Pour les histoires, c’est pareil. C’est un peu cliché mais il faut un bon scénario et un bon dessin, et il faut que le tout soit lisible. Pas trop tordu ou maniériste. Le maniérisme m’ennuie. Je n’aime pas les trucs trop esthétisants, le jeune dessinateur qui sur-joue un peu. On trouve ça chez pas mal de jeunes dessinateurs un peu sérieux… Le trentenaire mal rasé, chauve à col roulé (rires). Il y a parfois des trucs un peu coupés du populaire au bon sens du terme.

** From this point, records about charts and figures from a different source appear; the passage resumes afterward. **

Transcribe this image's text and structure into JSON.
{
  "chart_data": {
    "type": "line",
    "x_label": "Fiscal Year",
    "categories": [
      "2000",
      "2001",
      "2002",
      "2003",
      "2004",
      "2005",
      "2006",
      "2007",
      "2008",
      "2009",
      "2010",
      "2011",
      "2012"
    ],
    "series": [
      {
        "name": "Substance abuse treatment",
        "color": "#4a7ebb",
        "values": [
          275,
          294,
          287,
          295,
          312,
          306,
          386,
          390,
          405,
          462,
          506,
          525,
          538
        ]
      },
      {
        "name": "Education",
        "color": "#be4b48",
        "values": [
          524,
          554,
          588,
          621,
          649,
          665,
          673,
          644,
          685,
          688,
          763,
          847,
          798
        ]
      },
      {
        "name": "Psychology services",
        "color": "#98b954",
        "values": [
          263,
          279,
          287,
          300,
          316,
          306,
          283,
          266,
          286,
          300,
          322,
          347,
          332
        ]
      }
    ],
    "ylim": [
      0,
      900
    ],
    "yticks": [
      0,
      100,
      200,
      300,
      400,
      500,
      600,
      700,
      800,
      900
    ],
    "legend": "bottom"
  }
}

Avec mon œil de lecteur, d’ « amateur éclairé », intéressé par le dessin et la peinture, j’ai toujours apprécié la BD qui, comme la musique, est un art peu verbeux, un peu comme l’est la musique.
Sceneario.com : Votre "tintinophilie" ne vous a donc pas faussé le regard ?
Albert Algoud : Non au contraire, je pense que lire les meilleures BDs d’Hergé (les albums du milieu quoi !), qui sont d’une extraordinaire qualité, cela apprend ce qu’est le rythme, la rapidité, la suggestion… C’est comme fréquenter de bons écrivains ou de bons peintres : Cela permet de remarquer tout de suite la médiocrité ! Et cette proximité avec un excellent auteur comme Hergé me permet de me rendre compte à quel point il est difficile de trouver des auteurs talentueux. Je pourrais citer aussi Franquin, avec les premiers « Spirou et Fantasio ». Ces albums ont cinquante ans, mais sont de vrais miracles, avec un sens du rythme dingue. Il y a de très très bons dessinateurs aujourd’hui, avec un rythme impressionnant…
Sceneario.com : Avez-vous un album coup de cœur ?
Albert Algoud : J’aime beaucoup Emile Bravo, Sfar, Dupuy et Berberian… J’aime aussi Loustal et je trouve que plus il va vers la peinture, plus c’est intéressant.
Sceneario.com : Albert Algoud, merci beaucoup.